Greetings again from the darkness. Why doesn’t every high school student learn about Desmond Doss in History class? Beyond that, why isn’t Desmond Doss profiled in every Psychology and Philosophy class? It’s inexplicable that more Americans aren’t familiar with his story, much less failing to honor his legacy with a well deserved tribute. Fortunately director Mel Gibson (Braveheart) and screenwriters Andrew Knight (The Water Diviner) and Robert Schenkkan (“The Pacific”) bring us a spirited look at this underappreciated American war hero.
Andrew Garfield (The Amazing Spider-Man) plays Desmond Doss and perfectly embodies the conviction and dedication of this extraordinary (not hyperbole in this case) man. See, Desmond Doss was one of the first conscientious objectors in the U.S. Army. His religious beliefs (Seventh Day Adventist) prohibited him from using a weapon or killing another person … two things that don’t go over well with fellow soldiers or commanding officers. Yet, Doss was committed to serving his country as a medic and saving lives, rather than taking them.
Unbelievable may be the best description even though his story is absolutely true. Credited with saving the lives of at least 75 wounded soldiers, Doss and his fellow soldiers are depicted in the film fighting the Battle of Okinawa at Hacksaw Ridge … a topographical challenge punctuated by the need to climb a rope wall in order to scale the face of the cliff. Their reward was facing thousands of Japanese hiding in tunnels and bunkers, waiting patiently to kill in mass. There will be no spoilers here on the courageous actions of Doss … you should see for yourself.
The early part of the film features a heart-warming first love story involving Desmond Doss and Dorothy Schutte (Teresa Palmer, The Choice). Watching young love bloom is precious and provides a stark contrast to the battle scenes. The two make a lovely couple and we can’t help but root for them. Once Doss hits basic training, we find Vince Vaughn in the role of Sergeant Howell, Sam Worthington (failing to hide his Aussie accent) as Captain Glover, and Luke Bracey (Point Break, 2015) as Smitty, one of the soldiers who initially has no interest in serving with Doss. The Army Psychologist is played by Richard Roxburgh, whom movies lovers will recognize as The Duke from Moulin Rouge! (2001).

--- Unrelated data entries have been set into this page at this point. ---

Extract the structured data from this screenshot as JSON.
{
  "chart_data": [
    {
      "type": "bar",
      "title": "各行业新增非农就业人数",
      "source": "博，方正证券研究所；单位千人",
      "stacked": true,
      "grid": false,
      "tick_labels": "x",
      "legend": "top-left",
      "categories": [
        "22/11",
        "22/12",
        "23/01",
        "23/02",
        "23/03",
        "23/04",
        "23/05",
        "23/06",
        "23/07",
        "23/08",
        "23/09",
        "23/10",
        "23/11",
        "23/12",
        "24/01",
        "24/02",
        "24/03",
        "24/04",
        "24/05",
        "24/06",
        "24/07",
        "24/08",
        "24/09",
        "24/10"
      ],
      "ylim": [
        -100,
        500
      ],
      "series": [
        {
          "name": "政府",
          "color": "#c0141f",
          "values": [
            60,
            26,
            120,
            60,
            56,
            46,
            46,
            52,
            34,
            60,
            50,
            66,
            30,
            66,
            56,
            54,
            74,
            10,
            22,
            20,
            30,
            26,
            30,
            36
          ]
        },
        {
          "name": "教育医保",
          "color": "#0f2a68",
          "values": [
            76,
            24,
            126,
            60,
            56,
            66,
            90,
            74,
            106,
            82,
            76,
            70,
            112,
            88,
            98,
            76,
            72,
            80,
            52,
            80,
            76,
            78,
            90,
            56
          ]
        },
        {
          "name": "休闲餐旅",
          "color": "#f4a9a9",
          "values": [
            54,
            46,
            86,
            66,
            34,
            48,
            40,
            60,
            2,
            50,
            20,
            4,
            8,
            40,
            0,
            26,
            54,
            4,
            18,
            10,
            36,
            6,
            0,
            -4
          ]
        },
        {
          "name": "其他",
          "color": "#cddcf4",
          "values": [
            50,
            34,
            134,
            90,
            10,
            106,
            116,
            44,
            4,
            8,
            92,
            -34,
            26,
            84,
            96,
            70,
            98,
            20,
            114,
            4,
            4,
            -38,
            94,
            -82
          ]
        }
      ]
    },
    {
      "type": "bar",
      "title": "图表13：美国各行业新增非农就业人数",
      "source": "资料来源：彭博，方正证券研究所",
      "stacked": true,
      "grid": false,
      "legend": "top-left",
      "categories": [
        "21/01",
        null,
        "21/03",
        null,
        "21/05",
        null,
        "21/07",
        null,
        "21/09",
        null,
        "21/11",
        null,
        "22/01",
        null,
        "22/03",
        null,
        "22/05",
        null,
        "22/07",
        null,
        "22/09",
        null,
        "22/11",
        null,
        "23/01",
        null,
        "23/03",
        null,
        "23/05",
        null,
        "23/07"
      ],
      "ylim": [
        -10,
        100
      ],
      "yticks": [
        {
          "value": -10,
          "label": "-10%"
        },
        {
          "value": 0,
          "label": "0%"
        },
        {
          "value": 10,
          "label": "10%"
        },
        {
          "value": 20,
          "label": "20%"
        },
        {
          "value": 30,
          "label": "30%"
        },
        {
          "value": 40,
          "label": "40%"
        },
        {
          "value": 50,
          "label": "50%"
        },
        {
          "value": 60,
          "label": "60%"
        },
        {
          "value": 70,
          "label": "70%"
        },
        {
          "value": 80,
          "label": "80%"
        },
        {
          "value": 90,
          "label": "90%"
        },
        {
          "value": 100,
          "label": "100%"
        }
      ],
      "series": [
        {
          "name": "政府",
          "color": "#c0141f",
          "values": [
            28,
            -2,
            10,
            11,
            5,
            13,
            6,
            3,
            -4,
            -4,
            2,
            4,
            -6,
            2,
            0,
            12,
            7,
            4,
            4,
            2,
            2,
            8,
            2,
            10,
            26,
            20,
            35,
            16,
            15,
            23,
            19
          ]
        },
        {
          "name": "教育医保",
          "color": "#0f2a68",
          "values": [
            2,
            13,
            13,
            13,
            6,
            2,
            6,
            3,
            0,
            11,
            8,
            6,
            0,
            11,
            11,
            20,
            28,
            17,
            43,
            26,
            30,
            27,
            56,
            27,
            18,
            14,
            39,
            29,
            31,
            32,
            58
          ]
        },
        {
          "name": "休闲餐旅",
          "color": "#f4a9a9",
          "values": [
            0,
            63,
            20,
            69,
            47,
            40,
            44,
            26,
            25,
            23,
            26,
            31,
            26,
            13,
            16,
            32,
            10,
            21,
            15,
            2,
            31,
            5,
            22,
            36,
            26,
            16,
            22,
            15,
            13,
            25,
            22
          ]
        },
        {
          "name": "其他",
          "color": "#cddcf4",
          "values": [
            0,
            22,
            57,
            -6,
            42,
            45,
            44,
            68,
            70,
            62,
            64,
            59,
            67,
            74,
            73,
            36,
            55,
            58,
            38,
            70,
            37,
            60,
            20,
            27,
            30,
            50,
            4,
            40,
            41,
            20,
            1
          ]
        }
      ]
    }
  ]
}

Some of the best scenes involve Desmond’s parents played by screen vets Hugo Weaving and Rachel Griffiths. Both are excellent in roles requiring very different and extreme emotional moments. It’s a credit to Gibson’s filmmaking expertise that he is able to add depth to all aspects – family turmoil, a classic love story, the brutality of war, and the deep religious convictions. There are a few moments of “artistic license” and some of the CGI is inconsistent and even over-produced at times, but the intensity of the battle scenes rival that of Saving Private Ryan and the landing at Omaha Beach. It’s a passionate piece of filmmaking centered on a most passionate man. You may disagree with much of what Mel Gibson has said and done in his personal life (and I hope you do), but as a film director he has earned much respect. And speaking of respect … Desmond Doss. Enough said.